Does all this happen at every wedding? No, of course not. In fact, most weddings stay pretty much right on schedule the whole time. But many of the ones that don’t might not have had that trouble if they’d rehearsed the dress part a few times with their attendants beforehand.

My suggestion to all brides who will be wearing a wedding dress that requires help to put on is rehearse this part of the wedding day. Think about who will be likely to be there helping you put the dress on–no not just anyone who happens to be there that day will do. Ask them to come over one evening and simply practice putting the dress on a few times. It might cost you an hour or two and a bottle of wine, but it’s worth it. Plus, you’ll feel like a champion on your wedding day… Even more so!



Also, Rehearse Bustling and Un-bustling

Often brides do not bustle their dress until just before taking the private formal photographs with her and the groom. And, often just before the reception begins and as the daylight is fleeting. So, delays while trying to bustle the dress can come at heavy cost in the way of images of a certain kind that might have been important to them–and if they are working with us, they likely are.
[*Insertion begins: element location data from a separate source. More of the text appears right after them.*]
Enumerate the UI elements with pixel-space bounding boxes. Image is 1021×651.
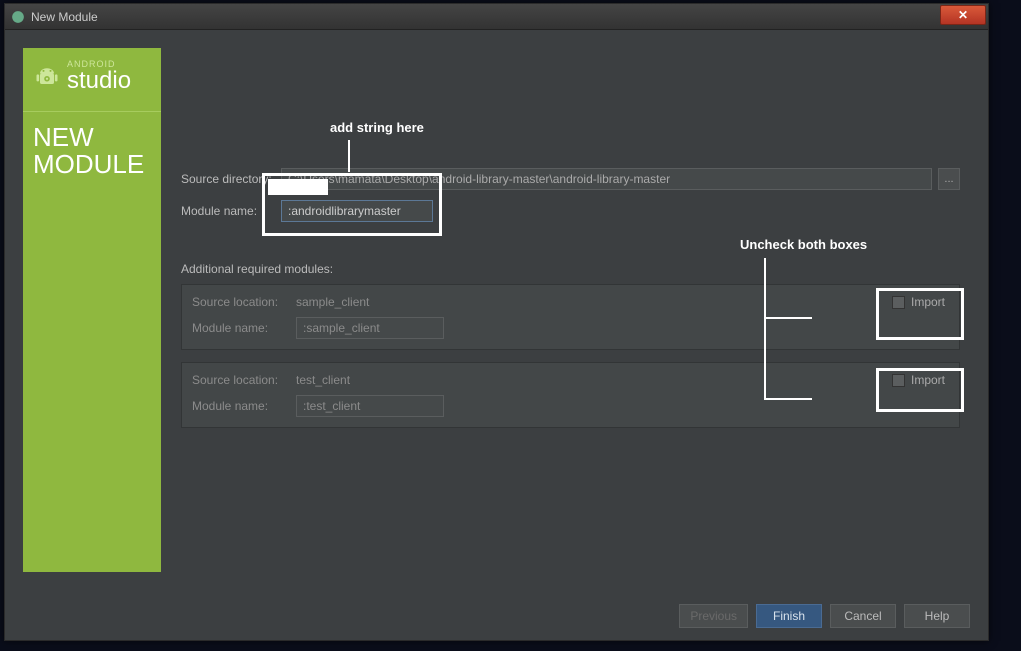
help-button[interactable]: Help [904, 604, 970, 628]
import-label-2: Import [911, 373, 945, 387]
module2-name-row: Module name: [192, 395, 949, 417]
app-icon [11, 10, 25, 24]
close-icon: ✕ [958, 8, 968, 22]
heading-line-1: NEW [33, 124, 151, 151]
module-name-input[interactable] [281, 200, 433, 222]
module2-src-row: Source location: test_client [192, 373, 949, 387]
module-block-1: Import Source location: sample_client Mo… [181, 284, 960, 350]
module1-name-input[interactable] [296, 317, 444, 339]
module2-src-value: test_client [296, 373, 350, 387]
source-directory-row: Source directory: ... [181, 168, 960, 190]
module1-src-label: Source location: [192, 295, 296, 309]
module2-src-label: Source location: [192, 373, 296, 387]
source-directory-input[interactable] [281, 168, 932, 190]
sidebar-divider [23, 111, 161, 112]
source-directory-label: Source directory: [181, 172, 281, 186]
module1-name-row: Module name: [192, 317, 949, 339]
module-name-label: Module name: [181, 204, 281, 218]
dialog-window: New Module ✕ [4, 3, 989, 641]
button-bar: Previous Finish Cancel Help [5, 590, 988, 640]
android-icon [33, 63, 61, 91]
finish-button[interactable]: Finish [756, 604, 822, 628]
titlebar: New Module ✕ [5, 4, 988, 30]
additional-modules-header: Additional required modules: [181, 262, 960, 276]
module1-src-row: Source location: sample_client [192, 295, 949, 309]
module1-src-value: sample_client [296, 295, 369, 309]
sidebar-heading: NEW MODULE [33, 124, 151, 179]
import-label-1: Import [911, 295, 945, 309]
module-block-2: Import Source location: test_client Modu… [181, 362, 960, 428]
main-panel: Source directory: ... Module name: Addit… [161, 48, 970, 572]
module1-name-label: Module name: [192, 321, 296, 335]
module-name-row: Module name: [181, 200, 960, 222]
browse-button[interactable]: ... [938, 168, 960, 190]
import-checkbox-2[interactable] [892, 374, 905, 387]
brand-main: studio [67, 69, 131, 93]
previous-button[interactable]: Previous [679, 604, 748, 628]
brand: ANDROID studio [33, 60, 151, 93]
window-title: New Module [31, 10, 98, 24]
module2-name-input[interactable] [296, 395, 444, 417]
cancel-button[interactable]: Cancel [830, 604, 896, 628]
sidebar: ANDROID studio NEW MODULE [23, 48, 161, 572]
heading-line-2: MODULE [33, 151, 151, 178]
import-checkbox-1[interactable] [892, 296, 905, 309]
module2-name-label: Module name: [192, 399, 296, 413]
dialog-content: ANDROID studio NEW MODULE Source directo… [5, 30, 988, 590]
close-button[interactable]: ✕ [940, 5, 986, 25]
import-check-1: Import [892, 295, 945, 309]
import-check-2: Import [892, 373, 945, 387]
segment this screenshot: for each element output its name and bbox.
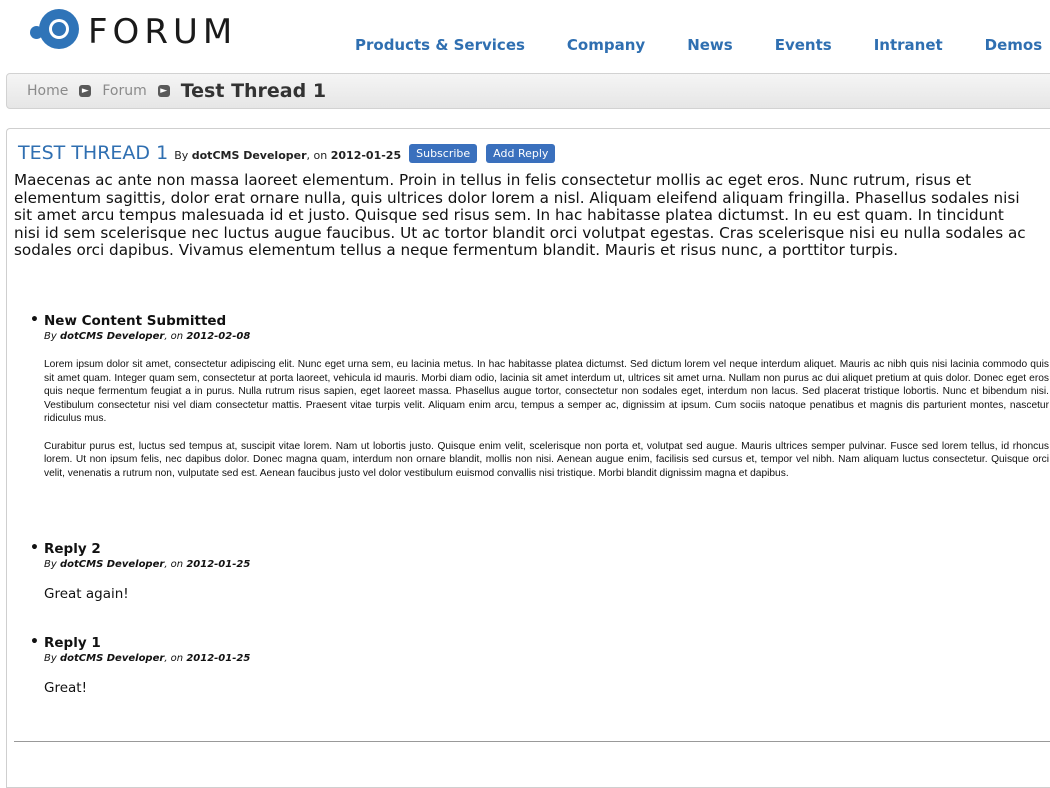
logo-icon	[30, 6, 82, 58]
thread-body: Maecenas ac ante non massa laoreet eleme…	[14, 171, 1026, 259]
breadcrumb: Home ► Forum ► Test Thread 1	[6, 73, 1050, 109]
site-logo[interactable]: FORUM	[30, 6, 237, 58]
breadcrumb-arrow-icon: ►	[157, 85, 170, 97]
reply-author: dotCMS Developer	[59, 653, 165, 664]
thread-title: TEST THREAD 1	[18, 142, 169, 164]
reply-by-label: By	[44, 331, 57, 342]
reply-body: Great!	[44, 680, 87, 696]
nav-events[interactable]: Events	[775, 36, 832, 54]
nav-news[interactable]: News	[687, 36, 733, 54]
thread-by-label: By	[174, 149, 189, 162]
reply-title: New Content Submitted	[30, 312, 1050, 329]
logo-text: FORUM	[88, 12, 238, 52]
reply-on-label: , on	[164, 559, 184, 570]
reply-meta: By dotCMS Developer, on 2012-01-25	[44, 653, 1050, 664]
list-item: New Content Submitted By dotCMS Develope…	[30, 312, 1050, 480]
reply-date: 2012-01-25	[186, 559, 251, 570]
reply-on-label: , on	[164, 653, 184, 664]
thread-meta: By dotCMS Developer, on 2012-01-25	[174, 149, 401, 162]
main-nav: Products & Services Company News Events …	[355, 36, 1042, 54]
add-reply-button[interactable]: Add Reply	[486, 144, 556, 163]
nav-products-services[interactable]: Products & Services	[355, 36, 525, 54]
breadcrumb-forum-link[interactable]: Forum	[102, 83, 146, 99]
reply-paragraph: Curabitur purus est, luctus sed tempus a…	[44, 440, 1049, 479]
reply-date: 2012-01-25	[186, 653, 251, 664]
reply-paragraph: Lorem ipsum dolor sit amet, consectetur …	[44, 359, 1049, 424]
reply-body: Lorem ipsum dolor sit amet, consectetur …	[44, 358, 1050, 480]
thread-header: TEST THREAD 1 By dotCMS Developer, on 20…	[18, 142, 556, 165]
reply-title: Reply 2	[30, 540, 1050, 557]
list-item: Reply 1 By dotCMS Developer, on 2012-01-…	[30, 634, 1050, 696]
reply-on-label: , on	[164, 331, 184, 342]
list-item: Reply 2 By dotCMS Developer, on 2012-01-…	[30, 540, 1050, 602]
reply-meta: By dotCMS Developer, on 2012-01-25	[44, 559, 1050, 570]
reply-by-label: By	[44, 559, 57, 570]
thread-author: dotCMS Developer	[191, 149, 307, 162]
divider	[14, 741, 1050, 742]
nav-intranet[interactable]: Intranet	[874, 36, 943, 54]
reply-author: dotCMS Developer	[59, 331, 165, 342]
reply-by-label: By	[44, 653, 57, 664]
thread-date: 2012-01-25	[330, 149, 402, 162]
thread-on-label: , on	[306, 149, 328, 162]
nav-company[interactable]: Company	[567, 36, 645, 54]
subscribe-button[interactable]: Subscribe	[409, 144, 478, 163]
breadcrumb-current: Test Thread 1	[180, 80, 327, 102]
reply-body: Great again!	[44, 586, 129, 602]
reply-author: dotCMS Developer	[59, 559, 165, 570]
reply-date: 2012-02-08	[186, 331, 251, 342]
reply-meta: By dotCMS Developer, on 2012-02-08	[44, 331, 1050, 342]
nav-demos[interactable]: Demos	[985, 36, 1043, 54]
reply-title: Reply 1	[30, 634, 1050, 651]
breadcrumb-arrow-icon: ►	[79, 85, 92, 97]
breadcrumb-home-link[interactable]: Home	[27, 83, 68, 99]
The thing is, the people who help you put your dress on might not be the same people who need to help you bustle it, especially if you haven’t thought about it beforehand. You might end up with a venue coordinator trying to fumble through it. I’ve seen the sun go down over a bride as 30 minutes went into a complicated bustle hiding a train that made it impractical to shoot the kinds of images she wanted without bustling first. The images we created weren’t the plan, but they were great none the less. But they missed more of their reception than they wanted to, and the original plan would have been really nice.

So again, I advise anyone with a dress that needs to be bustled quickly and efficiently, think about who is likely to be there when you need it, invite them over beforehand, and practice at least a few times. Get this process down to something that takes less than 2 or 3 minutes, if possible. It will mean maintaining precious moments that you may have intended to put toward creating images that very much matter to you.